Загадка возможной близкой смерти перевернула все ее существо. И сделала жизнь более внятной и осмысленной.
Собственно, в этом—то и было дело — в ее жизни наконец появился общий внятный смысл.
Зайтаг осенью ушла из районной библиотеки и устроилась в Историчку.
Рабочих рук в Москве не хватало. Многие женщины-библиотекари уезжали в эвакуацию вместе с детьми, уезжали с мужьями, которые отправлялись в Поволжье и на Урал вместе со своими заводами и фабриками, наркоматами, институтами и прочими важными учреждениями, которых в Москве были сотни, если не тысячи.
Все паковали вещи, все плакали, все прощались, уехала и Гартуева в Свердловск, кажется, и другие женщины из их старой библиотеки в районе Каляевской улицы — она оставалась практически одна, если не считать старого слепого сторожа, с которым она именно в эти недели подружилась, а до того и полслова не сказала за восемь лет.
Ездить в Историчку было далеко — в какой-то взбирающийся вверх переулок рядом с Соляным домом и Ивановским монастырем.

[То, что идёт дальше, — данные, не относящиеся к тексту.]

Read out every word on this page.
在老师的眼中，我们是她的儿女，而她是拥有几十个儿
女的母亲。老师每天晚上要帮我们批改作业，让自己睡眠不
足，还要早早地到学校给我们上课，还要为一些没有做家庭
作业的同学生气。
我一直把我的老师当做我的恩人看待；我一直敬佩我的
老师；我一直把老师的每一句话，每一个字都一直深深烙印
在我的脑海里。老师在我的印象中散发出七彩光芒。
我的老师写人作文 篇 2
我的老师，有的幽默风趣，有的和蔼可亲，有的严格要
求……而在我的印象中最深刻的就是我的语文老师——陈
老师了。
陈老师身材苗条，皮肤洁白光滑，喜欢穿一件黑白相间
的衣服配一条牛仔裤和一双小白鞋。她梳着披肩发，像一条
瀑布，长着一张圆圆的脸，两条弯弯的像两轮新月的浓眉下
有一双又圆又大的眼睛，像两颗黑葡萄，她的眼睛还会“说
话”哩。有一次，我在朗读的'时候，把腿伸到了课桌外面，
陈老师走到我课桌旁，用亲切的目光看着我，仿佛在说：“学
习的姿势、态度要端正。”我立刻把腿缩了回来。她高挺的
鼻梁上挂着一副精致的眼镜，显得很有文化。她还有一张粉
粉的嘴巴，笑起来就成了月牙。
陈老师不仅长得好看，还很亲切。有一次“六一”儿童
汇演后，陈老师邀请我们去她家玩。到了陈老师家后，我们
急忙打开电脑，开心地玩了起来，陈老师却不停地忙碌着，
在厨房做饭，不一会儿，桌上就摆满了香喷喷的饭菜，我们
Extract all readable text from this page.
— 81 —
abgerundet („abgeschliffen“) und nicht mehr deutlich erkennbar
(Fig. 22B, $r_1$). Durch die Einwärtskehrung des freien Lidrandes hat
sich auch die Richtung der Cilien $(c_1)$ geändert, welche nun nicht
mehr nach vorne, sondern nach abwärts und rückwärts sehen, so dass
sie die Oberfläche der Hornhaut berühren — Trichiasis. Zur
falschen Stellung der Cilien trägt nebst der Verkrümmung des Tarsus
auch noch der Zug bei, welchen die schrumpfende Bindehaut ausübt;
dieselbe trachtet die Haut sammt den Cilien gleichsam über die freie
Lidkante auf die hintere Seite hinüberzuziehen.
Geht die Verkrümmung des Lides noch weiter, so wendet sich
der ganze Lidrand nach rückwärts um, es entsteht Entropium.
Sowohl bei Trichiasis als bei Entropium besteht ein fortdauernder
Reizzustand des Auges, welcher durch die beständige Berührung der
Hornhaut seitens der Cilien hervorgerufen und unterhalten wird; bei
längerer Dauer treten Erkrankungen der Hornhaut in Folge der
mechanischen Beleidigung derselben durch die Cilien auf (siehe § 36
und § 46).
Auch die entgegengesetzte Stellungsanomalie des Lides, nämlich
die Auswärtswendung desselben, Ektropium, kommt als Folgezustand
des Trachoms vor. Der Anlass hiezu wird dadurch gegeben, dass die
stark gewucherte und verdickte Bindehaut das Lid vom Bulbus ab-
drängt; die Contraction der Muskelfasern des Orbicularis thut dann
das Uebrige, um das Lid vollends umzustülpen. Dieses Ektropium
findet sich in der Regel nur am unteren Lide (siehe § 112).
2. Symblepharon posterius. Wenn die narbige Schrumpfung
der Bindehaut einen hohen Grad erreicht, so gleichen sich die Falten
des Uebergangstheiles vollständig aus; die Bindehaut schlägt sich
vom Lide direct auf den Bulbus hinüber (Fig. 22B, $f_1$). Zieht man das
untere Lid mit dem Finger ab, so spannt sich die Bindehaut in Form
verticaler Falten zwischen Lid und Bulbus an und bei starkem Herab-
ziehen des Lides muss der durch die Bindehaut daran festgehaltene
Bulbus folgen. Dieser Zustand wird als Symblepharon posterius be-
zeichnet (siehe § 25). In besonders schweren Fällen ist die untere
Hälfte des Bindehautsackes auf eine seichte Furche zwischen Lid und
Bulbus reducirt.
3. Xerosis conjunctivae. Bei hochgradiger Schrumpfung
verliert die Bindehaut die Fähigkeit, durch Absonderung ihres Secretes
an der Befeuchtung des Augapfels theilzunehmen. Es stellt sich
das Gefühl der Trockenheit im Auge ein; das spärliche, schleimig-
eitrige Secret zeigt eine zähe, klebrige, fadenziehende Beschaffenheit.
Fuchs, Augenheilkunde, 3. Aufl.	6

Вообще это место на Солянке она не любила, там было слишком много церквей, а церкви в ее сознании были тесно связаны с отпеванием, с похоронами, но, с другой стороны, огромная всесоюзная библиотека с ее основными фондами, отделом периодики, особым контингентом читателей, — все это было очень интересно и заманчиво.
Однако и там, в Историчке, библиотекарей становилось все меньше и меньше.
Брали на работу каких-то испуганных молодых женщин из Подмосковья, но и они постепенно уезжали, растворялись, уходили куда-то.
В какой-то момент начали срочно вывозить книги (сначала отдел редких книг, потом все остальное, потом взялись за картотеку), и она решила, что библиотеку все-таки закроют и Москву, видимо, сдадут.